Do we need GM crops?
Yes and why?
- Higher crop yields.
- Reduced farm costs.
- Increased farm profit.
- Improvement in health and the environment.
No and why?
- It is clear that the technology of genetic engineering is an evolving one and there is much, especially on its impact on human health and environment, that is yet to be understood properly. The scientific community itself seems uncertain about this. While there are many in this community who feel that the benefits outweigh the risks, others point to the irreversibility of this technology and uncontrollability of the Genetically Modified Organisms (GMO) once introduced in the ecosystem. Hence, they advocate a precautionary approach towards any open release of GMOs.
- One of the concerns raised strongly by those opposing GM crops in India is that many important crops like rice, brinjal, and mustard, among others, originated here, and introducing genetically modified versions of these crops could be a major threat to the vast number of domestic and wild varieties of these crops. In fact, globally, there is a clear view that GM crops must not be introduced in centres of origin and diversity. India also has mega biodiversity hotspots like the Eastern Himalayas and the Western Ghats which are rich in biodiversity yet ecologically very sensitive. Hence it will only be prudent for us to be careful before we jump on to the bandwagon of any technology.
- There is also a potential for pests to evolve resistance to the toxins produced by GM crops and the risk of these toxins affecting nontarget organisms.

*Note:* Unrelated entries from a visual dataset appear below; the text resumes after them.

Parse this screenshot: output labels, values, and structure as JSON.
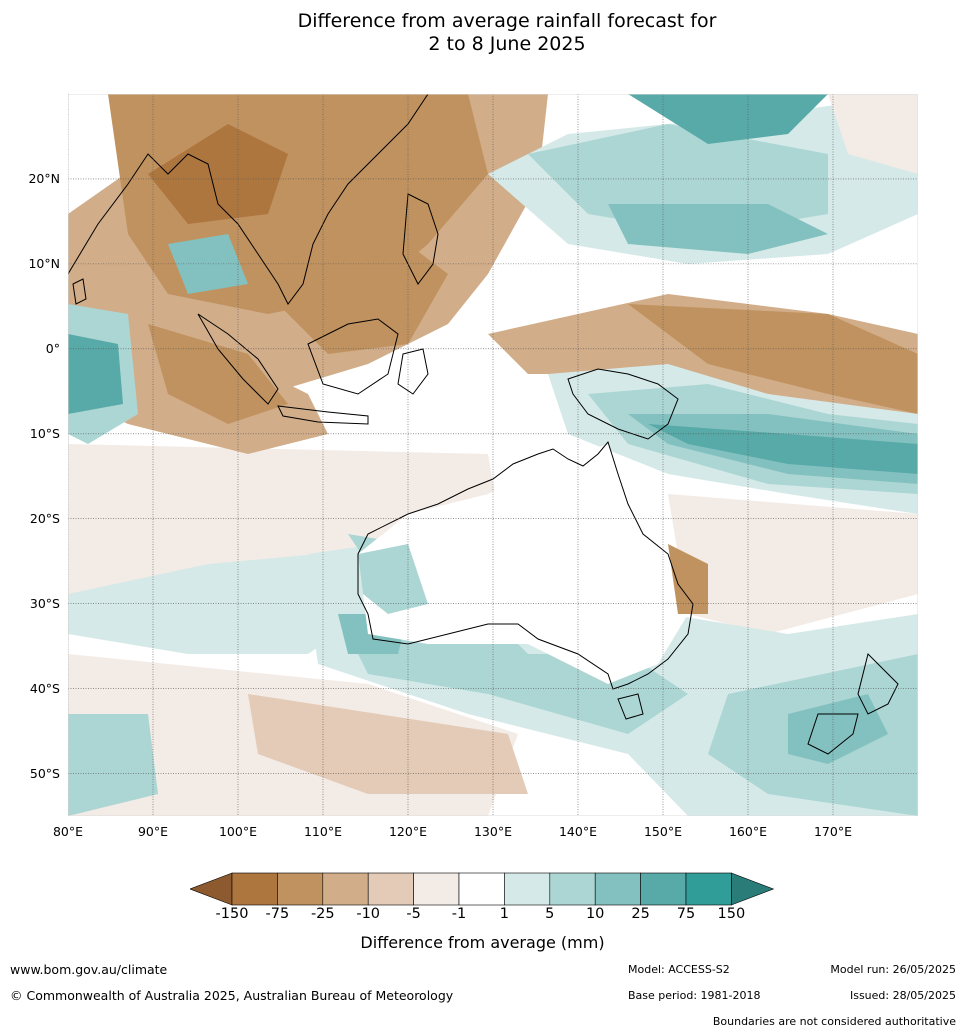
{
  "title": {
    "line1": "Difference from average rainfall forecast for",
    "line2": "2 to 8 June 2025"
  },
  "map": {
    "lon_range": [
      80,
      180
    ],
    "lat_range": [
      -55,
      30
    ],
    "lat_ticks": [
      {
        "value": 20,
        "label": "20°N"
      },
      {
        "value": 10,
        "label": "10°N"
      },
      {
        "value": 0,
        "label": "0°"
      },
      {
        "value": -10,
        "label": "10°S"
      },
      {
        "value": -20,
        "label": "20°S"
      },
      {
        "value": -30,
        "label": "30°S"
      },
      {
        "value": -40,
        "label": "40°S"
      },
      {
        "value": -50,
        "label": "50°S"
      }
    ],
    "lon_ticks": [
      {
        "value": 80,
        "label": "80°E"
      },
      {
        "value": 90,
        "label": "90°E"
      },
      {
        "value": 100,
        "label": "100°E"
      },
      {
        "value": 110,
        "label": "110°E"
      },
      {
        "value": 120,
        "label": "120°E"
      },
      {
        "value": 130,
        "label": "130°E"
      },
      {
        "value": 140,
        "label": "140°E"
      },
      {
        "value": 150,
        "label": "150°E"
      },
      {
        "value": 160,
        "label": "160°E"
      },
      {
        "value": 170,
        "label": "170°E"
      }
    ],
    "grid": true
  },
  "colorbar": {
    "title": "Difference from average (mm)",
    "labels": [
      "-150",
      "-75",
      "-25",
      "-10",
      "-5",
      "-1",
      "1",
      "5",
      "10",
      "25",
      "75",
      "150"
    ],
    "colors": [
      "#8c5a2e",
      "#ad763f",
      "#c0925f",
      "#d1ad89",
      "#e3cbb7",
      "#f3ebe6",
      "#ffffff",
      "#d5eae8",
      "#acd6d4",
      "#83c1c0",
      "#58aaa8",
      "#319d99",
      "#2a7c78"
    ]
  },
  "footer": {
    "website": "www.bom.gov.au/climate",
    "copyright": "© Commonwealth of Australia 2025, Australian Bureau of Meteorology",
    "model": "Model: ACCESS-S2",
    "base_period": "Base period: 1981-2018",
    "model_run": "Model run: 26/05/2025",
    "issued": "Issued: 28/05/2025",
    "disclaimer": "Boundaries are not considered authoritative"
  }
}
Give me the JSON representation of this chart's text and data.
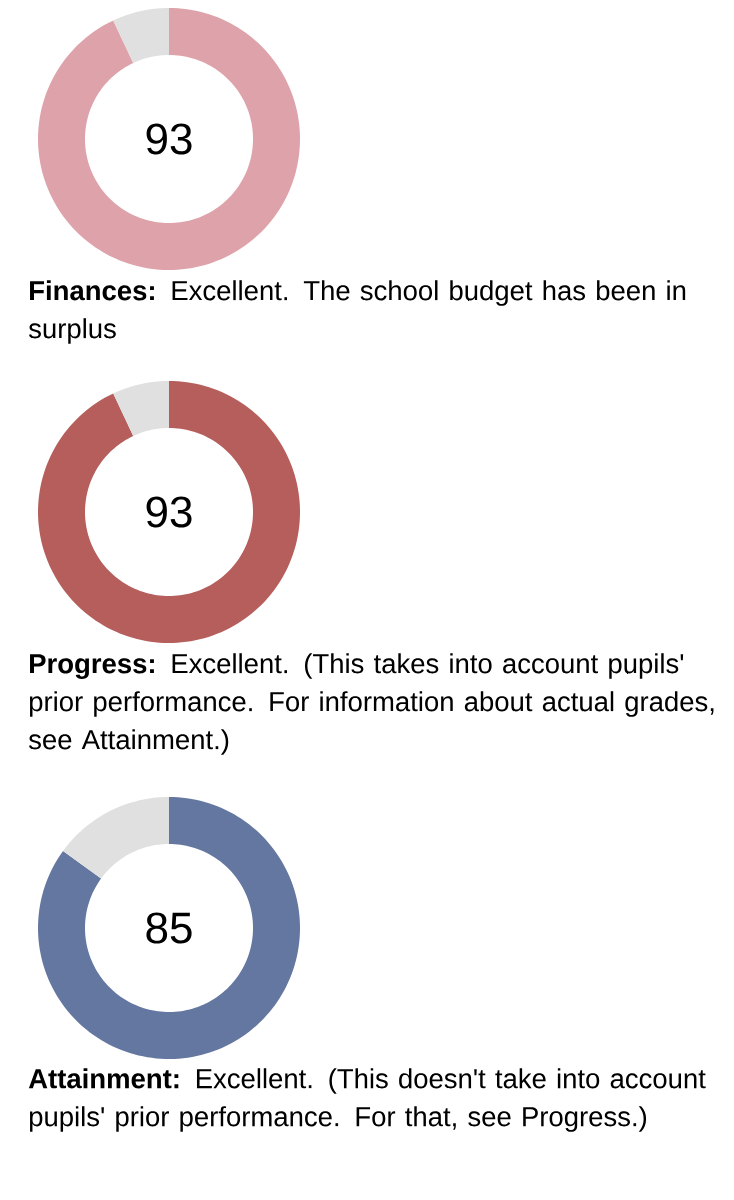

- There is also the danger of unintentionally introducing allergens and other anti-nutrition factors in foods.
Few evidences show that though GM crops have been gaining acceptance their use still remains highly skewed. Only 29 countries allow commercial cultivation of GM crops while a similar number also allow their import. And most of the 170 million hectares under GM crops are in the USA, Brazil, Argentina, India and China. Moreover 98% of GM cultivation falls under four main crops: soyabean, maize, cotton and canola. Experts also say that GM technologies will continue to focus on these crops for some time.
Things to be considered:
- Field trials in India, in which the State governments have a say, must ensure that there are sufficient safeguards against such violations.
- If GM food is allowed to be sold to consumers, they must have the right to know what they are buying, and labelling should be made mandatory.
- India has taken only halting steps towards establishing a strong regulatory system; the Biotechnology Regulatory Authority of India Bill, 2013, which provided for multi-level scientific assessments and an appellate tribunal, has lapsed. Hence, a strong regulatory authority should be established.
Introduction of genetically modified cotton in India enhanced both output and yield. But this initial experience has not been followed by the introduction of GM food crops on account of alarmist protests.
- GM crops are subject to intense regulatory scrutiny and are not introduced unless they pass through multiple filters.
- With over two decades of experience across the world, fears have proven unfounded. Unless India is open to the introduction of cutting edge agricultural technology, inadequate farm yields will be hard to improve.
- It is also true that dependence on GM crops is a risky proposition. Hence, India needs to tap the potential of other technologies. As pointed out by a parliamentary committee India has better options for increasing productivity, like molecular breeding and integrated pest management, that can serve it in good stead for the time being.
Clearly, there can be no credible argument against scientific experiments in agriculture that advance the goal of developing plant varieties that can withstand drought, resist pests and raise yields to feed the growing world population. But this should be done through a transparent regulatory process that is free of ethical conflicts. All this underscores the need for a cautious approach — one that fosters scientific inquiry, allows for scrutiny and is underpinned by regulation. Enacting a comprehensive law that covers all aspects of GM crops should be a priority.